La première pièce était sombre, pleine d’un air tiède et un peu suffocant, imprégné de cette odeur singulière qu’ont les vieilles bibliothèques. Un filet de faible lumière indiquait la fenêtre. Avant d’ouvrir la croisée, George hésita : il tendit l’oreille pour saisir le grincement des tarets. Tante Joconde se mit à tousser, invisible dans l’ombre. Alors, en tâtonnant sur la croisée pour trouver l’espagnolette de fer, il eut un petit frisson, une frayeur fugitive. Il ouvrit, se retourna, vit les formes vagues des meubles dans la pénombre verdâtre qui filtrait à travers les persiennes, vit la vieille au milieu de la chambre, penchée sur le côté, dandinant son corps flasque et mâchonnant quelque chose. Il repoussa les persiennes qui grincèrent sur leurs gonds. Un flot de soleil inonda l’intérieur. Les rideaux fanés eurent une palpitation.

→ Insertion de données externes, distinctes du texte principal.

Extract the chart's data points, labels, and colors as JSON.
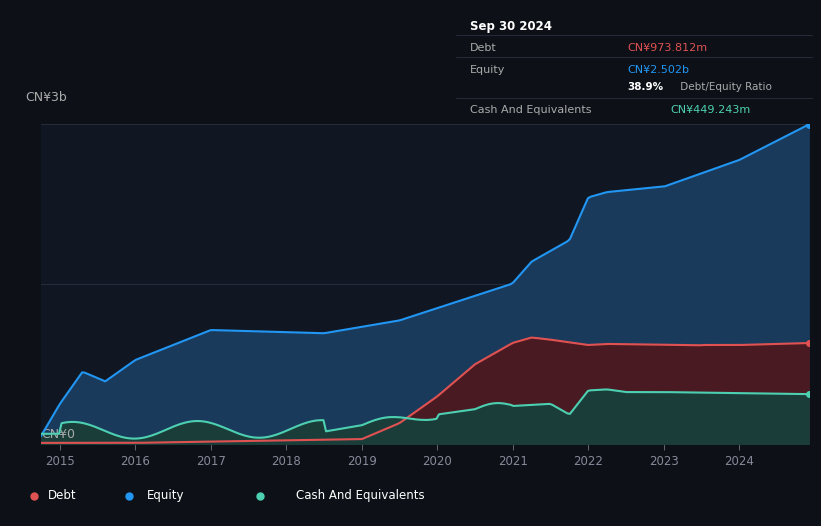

D’abord il resta indécis : la présence de la vieille l’empêchait de s’abandonnera son sentiment. Son irritation s’accrut à tel point qu’il ne lui dit pas un mot, par crainte d’avoir la voix dure et courroucée. Il passa dans la pièce contiguë, ouvrit la fenêtre. La lumière se répandit, les rideaux palpitèrent. Il passa dans la troisième pièce, ouvrit la fenêtre. La lumière se répandit, les rideaux palpitèrent.

Il n’alla pas plus loin. La pièce suivante, dans l’angle, était la chambre à coucher. Il voulait y entrer seul. Mais il entendit, écœuré, le pas boiteux de l’importune vieille qui le rejoignait. Alors il prit un siège, s’enferma dans un silence obstiné, pour attendre.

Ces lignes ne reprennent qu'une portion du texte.